Паффин замечает пришельца только тогда, когда тот срывается с места. Изгородь трескается, как лист бумаги, доски разлетаются в сторону с таким звуком, словно рушится весь мир.
Кошка бросается бежать, а водяная лошадь мчится за ней, и от погони в ней разгорается голод. Обе они исчезают в тумане, и последнее, что я слышу, — это как копыта врезаются в землю, тормозя, а потом отчаянно кричит Паффин.
Финн закрывает лицо ладонями, с его рук сыплется сено, и я вижу, как вздрагивают его плечи.
Но я не могу об этом думать. Из головы у меня не выходит вот что: кабилл-ушти вернется и убьет моего брата.
Я хватаю Финна за плечо:
— Бежим!
У меня нет никакого плана, я просто знаю, что здесь оставаться нельзя.

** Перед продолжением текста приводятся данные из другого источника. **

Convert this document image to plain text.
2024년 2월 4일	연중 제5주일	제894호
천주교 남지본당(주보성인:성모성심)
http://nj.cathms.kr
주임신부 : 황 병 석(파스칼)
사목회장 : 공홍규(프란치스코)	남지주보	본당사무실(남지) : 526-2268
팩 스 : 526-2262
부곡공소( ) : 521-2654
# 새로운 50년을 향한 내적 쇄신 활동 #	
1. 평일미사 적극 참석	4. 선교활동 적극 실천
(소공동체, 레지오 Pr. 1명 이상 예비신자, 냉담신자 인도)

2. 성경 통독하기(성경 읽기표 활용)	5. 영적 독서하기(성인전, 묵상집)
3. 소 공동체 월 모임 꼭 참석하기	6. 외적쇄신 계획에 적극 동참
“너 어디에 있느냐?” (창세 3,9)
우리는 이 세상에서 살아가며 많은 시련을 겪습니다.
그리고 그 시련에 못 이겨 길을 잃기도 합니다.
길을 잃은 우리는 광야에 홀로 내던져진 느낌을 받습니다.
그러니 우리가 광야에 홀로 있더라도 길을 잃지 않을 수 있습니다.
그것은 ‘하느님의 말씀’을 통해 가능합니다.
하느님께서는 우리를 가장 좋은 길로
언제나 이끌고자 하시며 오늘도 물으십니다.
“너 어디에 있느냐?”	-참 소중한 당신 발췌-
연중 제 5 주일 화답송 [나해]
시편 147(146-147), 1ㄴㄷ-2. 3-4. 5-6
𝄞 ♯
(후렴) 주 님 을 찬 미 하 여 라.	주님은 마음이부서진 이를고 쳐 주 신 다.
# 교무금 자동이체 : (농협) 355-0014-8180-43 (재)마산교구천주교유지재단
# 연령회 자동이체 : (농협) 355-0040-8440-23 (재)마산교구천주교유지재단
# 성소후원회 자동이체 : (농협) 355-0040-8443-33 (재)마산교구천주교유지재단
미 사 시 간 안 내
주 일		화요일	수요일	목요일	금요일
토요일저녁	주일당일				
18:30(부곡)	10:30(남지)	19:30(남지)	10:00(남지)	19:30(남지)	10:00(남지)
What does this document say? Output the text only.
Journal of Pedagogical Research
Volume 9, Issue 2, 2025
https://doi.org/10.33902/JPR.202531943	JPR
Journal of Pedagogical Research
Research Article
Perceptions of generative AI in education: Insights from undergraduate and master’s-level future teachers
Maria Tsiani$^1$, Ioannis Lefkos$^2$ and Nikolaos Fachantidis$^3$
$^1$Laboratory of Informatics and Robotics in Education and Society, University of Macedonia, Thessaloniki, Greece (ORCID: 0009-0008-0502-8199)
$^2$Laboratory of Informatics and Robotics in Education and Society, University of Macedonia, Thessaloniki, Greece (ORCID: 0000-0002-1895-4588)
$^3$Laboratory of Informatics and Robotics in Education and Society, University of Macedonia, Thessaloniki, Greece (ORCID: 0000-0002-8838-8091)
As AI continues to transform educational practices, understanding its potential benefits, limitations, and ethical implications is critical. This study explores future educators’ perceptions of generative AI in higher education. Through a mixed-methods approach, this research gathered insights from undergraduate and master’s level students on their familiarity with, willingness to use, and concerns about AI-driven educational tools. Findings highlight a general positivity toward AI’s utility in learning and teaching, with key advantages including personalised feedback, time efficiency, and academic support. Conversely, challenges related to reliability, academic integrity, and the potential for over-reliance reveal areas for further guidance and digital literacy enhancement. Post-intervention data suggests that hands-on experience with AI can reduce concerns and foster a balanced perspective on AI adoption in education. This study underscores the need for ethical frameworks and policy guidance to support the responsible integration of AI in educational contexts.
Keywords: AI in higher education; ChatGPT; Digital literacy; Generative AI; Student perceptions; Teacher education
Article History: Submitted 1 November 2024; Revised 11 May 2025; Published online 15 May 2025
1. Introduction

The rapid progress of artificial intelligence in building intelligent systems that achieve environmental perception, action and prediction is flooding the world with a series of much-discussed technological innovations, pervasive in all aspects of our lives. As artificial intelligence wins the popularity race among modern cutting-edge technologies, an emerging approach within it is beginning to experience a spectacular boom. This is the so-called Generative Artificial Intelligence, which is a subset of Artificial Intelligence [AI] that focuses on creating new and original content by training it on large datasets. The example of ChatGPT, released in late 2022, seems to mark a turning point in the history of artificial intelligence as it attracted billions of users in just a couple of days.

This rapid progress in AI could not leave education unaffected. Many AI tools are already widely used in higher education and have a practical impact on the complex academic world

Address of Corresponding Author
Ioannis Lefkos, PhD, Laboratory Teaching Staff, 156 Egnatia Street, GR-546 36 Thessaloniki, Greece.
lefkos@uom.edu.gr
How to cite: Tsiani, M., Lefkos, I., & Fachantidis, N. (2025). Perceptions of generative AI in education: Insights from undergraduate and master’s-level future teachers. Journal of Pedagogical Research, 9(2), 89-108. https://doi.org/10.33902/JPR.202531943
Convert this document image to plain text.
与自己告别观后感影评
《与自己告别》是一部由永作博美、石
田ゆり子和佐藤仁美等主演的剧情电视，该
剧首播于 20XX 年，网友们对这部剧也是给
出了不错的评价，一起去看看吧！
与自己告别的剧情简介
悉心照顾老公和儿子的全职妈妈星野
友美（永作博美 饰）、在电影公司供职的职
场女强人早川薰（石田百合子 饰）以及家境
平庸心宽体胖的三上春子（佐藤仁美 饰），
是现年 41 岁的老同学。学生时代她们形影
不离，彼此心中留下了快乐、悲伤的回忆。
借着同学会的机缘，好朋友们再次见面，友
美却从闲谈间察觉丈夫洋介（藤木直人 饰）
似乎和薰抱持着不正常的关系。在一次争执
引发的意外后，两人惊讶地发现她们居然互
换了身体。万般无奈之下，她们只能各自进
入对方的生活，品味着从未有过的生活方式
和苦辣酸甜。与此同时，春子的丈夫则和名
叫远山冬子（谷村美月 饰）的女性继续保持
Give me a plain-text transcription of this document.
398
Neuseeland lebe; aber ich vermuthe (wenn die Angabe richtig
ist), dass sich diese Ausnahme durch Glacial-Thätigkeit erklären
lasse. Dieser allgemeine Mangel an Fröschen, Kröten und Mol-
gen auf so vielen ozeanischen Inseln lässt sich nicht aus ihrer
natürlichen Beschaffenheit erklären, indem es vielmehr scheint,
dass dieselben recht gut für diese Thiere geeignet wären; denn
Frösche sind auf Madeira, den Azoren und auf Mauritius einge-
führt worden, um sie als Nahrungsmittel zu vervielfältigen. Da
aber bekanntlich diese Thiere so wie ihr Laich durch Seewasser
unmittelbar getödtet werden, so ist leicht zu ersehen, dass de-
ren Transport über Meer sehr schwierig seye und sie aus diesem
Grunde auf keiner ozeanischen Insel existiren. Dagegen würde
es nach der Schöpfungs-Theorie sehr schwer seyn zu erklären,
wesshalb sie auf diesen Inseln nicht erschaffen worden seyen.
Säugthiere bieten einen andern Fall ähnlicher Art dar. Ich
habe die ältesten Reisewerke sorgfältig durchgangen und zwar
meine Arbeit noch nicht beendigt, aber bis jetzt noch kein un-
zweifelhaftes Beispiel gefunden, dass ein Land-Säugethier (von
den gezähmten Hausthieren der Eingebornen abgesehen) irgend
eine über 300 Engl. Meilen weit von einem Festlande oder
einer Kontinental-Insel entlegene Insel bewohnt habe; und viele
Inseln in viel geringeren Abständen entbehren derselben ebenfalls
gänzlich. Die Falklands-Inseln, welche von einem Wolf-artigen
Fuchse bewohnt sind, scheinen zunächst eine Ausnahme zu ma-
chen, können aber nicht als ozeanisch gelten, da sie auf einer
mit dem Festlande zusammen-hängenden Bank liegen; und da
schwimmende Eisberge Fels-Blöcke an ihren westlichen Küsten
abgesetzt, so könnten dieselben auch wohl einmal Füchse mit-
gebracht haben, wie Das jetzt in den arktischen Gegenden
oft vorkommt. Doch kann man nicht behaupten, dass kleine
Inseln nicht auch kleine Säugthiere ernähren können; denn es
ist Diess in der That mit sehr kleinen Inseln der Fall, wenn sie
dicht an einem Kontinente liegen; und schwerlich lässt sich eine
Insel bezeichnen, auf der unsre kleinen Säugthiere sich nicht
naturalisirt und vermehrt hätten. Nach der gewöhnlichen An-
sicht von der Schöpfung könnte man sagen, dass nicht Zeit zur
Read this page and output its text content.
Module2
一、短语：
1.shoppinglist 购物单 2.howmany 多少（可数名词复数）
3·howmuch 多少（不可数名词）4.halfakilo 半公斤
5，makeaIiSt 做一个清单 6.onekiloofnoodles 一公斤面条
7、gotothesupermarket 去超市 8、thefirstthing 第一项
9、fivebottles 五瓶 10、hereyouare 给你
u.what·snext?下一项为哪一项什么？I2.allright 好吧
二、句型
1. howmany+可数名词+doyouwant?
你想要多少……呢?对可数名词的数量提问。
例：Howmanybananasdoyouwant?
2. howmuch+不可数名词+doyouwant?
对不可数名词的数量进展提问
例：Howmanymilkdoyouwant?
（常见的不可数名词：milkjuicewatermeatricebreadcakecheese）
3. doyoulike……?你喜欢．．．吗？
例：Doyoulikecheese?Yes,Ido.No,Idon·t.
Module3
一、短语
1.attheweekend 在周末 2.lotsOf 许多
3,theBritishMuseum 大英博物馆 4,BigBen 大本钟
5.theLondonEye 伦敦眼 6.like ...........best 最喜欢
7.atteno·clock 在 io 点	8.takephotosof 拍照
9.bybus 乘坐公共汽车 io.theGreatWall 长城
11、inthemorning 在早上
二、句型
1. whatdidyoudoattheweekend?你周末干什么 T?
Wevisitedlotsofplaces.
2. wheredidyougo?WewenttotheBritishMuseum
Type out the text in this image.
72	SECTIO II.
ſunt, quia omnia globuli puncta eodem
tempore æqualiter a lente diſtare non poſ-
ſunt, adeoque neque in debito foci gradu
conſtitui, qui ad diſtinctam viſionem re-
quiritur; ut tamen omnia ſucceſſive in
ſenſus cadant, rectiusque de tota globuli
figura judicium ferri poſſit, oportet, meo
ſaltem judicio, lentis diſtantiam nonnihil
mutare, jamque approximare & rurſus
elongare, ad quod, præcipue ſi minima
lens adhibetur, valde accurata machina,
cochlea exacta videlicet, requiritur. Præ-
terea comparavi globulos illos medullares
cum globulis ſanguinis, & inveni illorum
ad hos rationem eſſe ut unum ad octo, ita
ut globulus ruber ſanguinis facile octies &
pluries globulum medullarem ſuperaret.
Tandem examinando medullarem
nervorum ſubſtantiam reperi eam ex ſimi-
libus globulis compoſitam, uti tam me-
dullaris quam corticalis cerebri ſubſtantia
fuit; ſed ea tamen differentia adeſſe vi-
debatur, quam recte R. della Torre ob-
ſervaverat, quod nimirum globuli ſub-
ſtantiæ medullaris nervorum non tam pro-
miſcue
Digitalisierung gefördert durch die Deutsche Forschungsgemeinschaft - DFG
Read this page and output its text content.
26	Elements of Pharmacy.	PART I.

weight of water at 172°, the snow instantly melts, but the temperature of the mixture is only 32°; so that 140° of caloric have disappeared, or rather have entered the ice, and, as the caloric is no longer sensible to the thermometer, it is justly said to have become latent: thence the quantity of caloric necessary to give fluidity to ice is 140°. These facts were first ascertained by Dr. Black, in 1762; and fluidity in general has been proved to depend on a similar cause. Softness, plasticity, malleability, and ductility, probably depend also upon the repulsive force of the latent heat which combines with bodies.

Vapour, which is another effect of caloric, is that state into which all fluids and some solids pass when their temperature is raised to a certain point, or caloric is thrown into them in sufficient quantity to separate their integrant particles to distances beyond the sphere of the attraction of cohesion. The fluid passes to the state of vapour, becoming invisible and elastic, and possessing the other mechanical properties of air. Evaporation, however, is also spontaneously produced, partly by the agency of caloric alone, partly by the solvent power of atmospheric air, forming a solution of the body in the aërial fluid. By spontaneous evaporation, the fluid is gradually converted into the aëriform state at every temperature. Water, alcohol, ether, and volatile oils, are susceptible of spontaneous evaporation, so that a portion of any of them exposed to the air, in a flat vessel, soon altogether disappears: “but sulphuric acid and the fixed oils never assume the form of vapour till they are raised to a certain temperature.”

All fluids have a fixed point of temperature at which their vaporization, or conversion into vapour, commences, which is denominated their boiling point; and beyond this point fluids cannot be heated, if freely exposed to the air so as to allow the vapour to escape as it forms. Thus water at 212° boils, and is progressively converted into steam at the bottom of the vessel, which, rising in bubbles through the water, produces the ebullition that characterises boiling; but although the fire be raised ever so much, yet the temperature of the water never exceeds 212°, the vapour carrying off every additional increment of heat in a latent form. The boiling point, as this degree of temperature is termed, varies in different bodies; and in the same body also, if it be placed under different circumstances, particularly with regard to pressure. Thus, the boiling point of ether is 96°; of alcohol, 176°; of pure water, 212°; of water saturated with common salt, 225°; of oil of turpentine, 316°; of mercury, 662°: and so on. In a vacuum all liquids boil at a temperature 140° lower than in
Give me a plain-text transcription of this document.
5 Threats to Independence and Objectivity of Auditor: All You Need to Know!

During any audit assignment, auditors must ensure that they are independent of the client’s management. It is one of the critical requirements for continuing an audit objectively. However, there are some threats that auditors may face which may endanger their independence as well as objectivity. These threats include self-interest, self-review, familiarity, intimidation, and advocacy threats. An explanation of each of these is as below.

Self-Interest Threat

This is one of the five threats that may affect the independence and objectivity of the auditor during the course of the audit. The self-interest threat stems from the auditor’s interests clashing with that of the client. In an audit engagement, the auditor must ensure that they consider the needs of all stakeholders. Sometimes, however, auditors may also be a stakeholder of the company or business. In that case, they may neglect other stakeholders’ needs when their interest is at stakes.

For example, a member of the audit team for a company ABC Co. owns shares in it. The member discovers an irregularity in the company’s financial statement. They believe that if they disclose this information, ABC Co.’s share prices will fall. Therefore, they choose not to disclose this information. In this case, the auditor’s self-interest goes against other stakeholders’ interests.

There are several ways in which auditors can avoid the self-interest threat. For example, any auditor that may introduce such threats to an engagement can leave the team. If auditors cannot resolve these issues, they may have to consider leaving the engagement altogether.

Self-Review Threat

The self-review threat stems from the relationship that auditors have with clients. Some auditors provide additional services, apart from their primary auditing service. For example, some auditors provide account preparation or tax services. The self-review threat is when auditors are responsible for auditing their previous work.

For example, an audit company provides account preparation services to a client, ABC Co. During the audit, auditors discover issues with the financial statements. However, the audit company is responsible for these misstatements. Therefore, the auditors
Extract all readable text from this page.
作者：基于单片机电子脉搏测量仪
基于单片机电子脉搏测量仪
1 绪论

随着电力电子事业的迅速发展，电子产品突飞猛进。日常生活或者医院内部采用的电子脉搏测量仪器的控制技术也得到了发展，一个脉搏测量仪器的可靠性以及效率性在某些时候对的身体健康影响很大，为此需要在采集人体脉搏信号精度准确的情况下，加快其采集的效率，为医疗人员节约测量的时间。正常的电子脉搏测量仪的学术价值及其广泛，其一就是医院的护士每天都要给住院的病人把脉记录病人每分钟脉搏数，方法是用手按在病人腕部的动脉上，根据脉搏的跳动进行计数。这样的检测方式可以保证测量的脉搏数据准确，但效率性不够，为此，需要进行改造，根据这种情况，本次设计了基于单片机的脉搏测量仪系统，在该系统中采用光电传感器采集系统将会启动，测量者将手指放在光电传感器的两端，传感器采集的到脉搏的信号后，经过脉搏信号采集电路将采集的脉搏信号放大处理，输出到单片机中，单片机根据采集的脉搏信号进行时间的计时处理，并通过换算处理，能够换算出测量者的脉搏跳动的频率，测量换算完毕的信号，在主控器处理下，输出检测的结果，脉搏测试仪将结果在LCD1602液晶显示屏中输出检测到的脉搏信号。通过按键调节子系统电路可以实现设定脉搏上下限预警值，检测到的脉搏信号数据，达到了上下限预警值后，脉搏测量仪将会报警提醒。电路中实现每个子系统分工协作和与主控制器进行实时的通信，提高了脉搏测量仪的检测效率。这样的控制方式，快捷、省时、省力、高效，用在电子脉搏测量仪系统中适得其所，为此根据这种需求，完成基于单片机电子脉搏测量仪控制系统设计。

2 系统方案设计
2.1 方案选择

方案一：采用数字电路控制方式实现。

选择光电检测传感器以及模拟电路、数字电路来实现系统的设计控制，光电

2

Позади я слышу какой-то звук и так резко оборачиваюсь, что мышцы шеи пронзает болью. Мне требуется несколько секунд, чтобы узнать голос, произносящий мое имя.
— Пак!..
Это Гэйб, он перебирается через остатки изгороди, только что разнесенной вдребезги водяной лошадью. Гэйб шипит, беря меня за руку:
— Скорее! Он вернется.
Я настолько потрясена, увидев его, — вот именно сейчас, а не в какое-то другое время, — что поначалу даже не могу ничего сказать.